Au Mali, la quête de produits alimentaires sains et locaux prend de l’ampleur, portés par une prise de conscience collective. C’est dans ce contexte que le Resapac, un réseau pionnier en agroécologie paysanne, s’impose depuis plus d’une décennie comme un acteur clé des circuits courts. Son objectif ? Rendre accessibles des denrées de qualité aux habitants de Bamako, tout en assurant une rémunération juste aux producteurs engagés dans une agriculture respectueuse de l’environnement.

Un modèle vertueux fondé sur la transparence et la proximité

Le Resapac repose sur une gouvernance collective, associant trois maillons indissociables : les producteurs, les transformateurs et les consommateurs. En privilégiant les circuits courts, ce réseau mise sur une filière où chaque étape, du champ à l’assiette, est maîtrisée et transparente.

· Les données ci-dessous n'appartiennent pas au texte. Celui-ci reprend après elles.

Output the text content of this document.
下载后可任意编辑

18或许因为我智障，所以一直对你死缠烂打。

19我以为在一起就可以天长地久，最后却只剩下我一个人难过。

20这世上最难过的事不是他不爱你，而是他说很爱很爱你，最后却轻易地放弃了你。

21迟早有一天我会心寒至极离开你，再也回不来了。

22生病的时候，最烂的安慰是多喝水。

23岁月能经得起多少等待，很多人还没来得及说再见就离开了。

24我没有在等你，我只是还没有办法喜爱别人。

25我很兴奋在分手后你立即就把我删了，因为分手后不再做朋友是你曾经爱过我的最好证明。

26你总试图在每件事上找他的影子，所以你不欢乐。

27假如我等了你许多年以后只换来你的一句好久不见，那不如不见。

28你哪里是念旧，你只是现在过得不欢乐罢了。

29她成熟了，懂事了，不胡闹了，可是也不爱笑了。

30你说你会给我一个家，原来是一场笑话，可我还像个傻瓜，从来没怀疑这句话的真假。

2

Cette approche permet non seulement de réduire l’empreinte écologique, mais aussi de garantir une traçabilité totale des produits commercialisés.

Des marchés bio qui séduisent une clientèle en quête d’authenticité

Avec quatre points de vente répartis à Bamako — Sotuba, Badalabougou, Magnambougou et l’Hippodrome —, le Resapac a su s’imposer comme une référence en matière de distribution de produits agroécologiques. Ces marchés, nés il y a plus de dix ans, offrent aux citadins une alternative crédible aux circuits de distribution conventionnels, souvent opaques et polluants.

Djènèba Diallo, coordinatrice de ces espaces, souligne l’évolution spectaculaire du réseau : « À l’origine, nous n’avions qu’un seul marché, à Sotuba. Aujourd’hui, notre ambition est de couvrir l’ensemble de la capitale pour rapprocher producteurs et consommateurs ». Une démarche qui répond à une demande croissante pour des aliments sains, cultivés sans intrants chimiques.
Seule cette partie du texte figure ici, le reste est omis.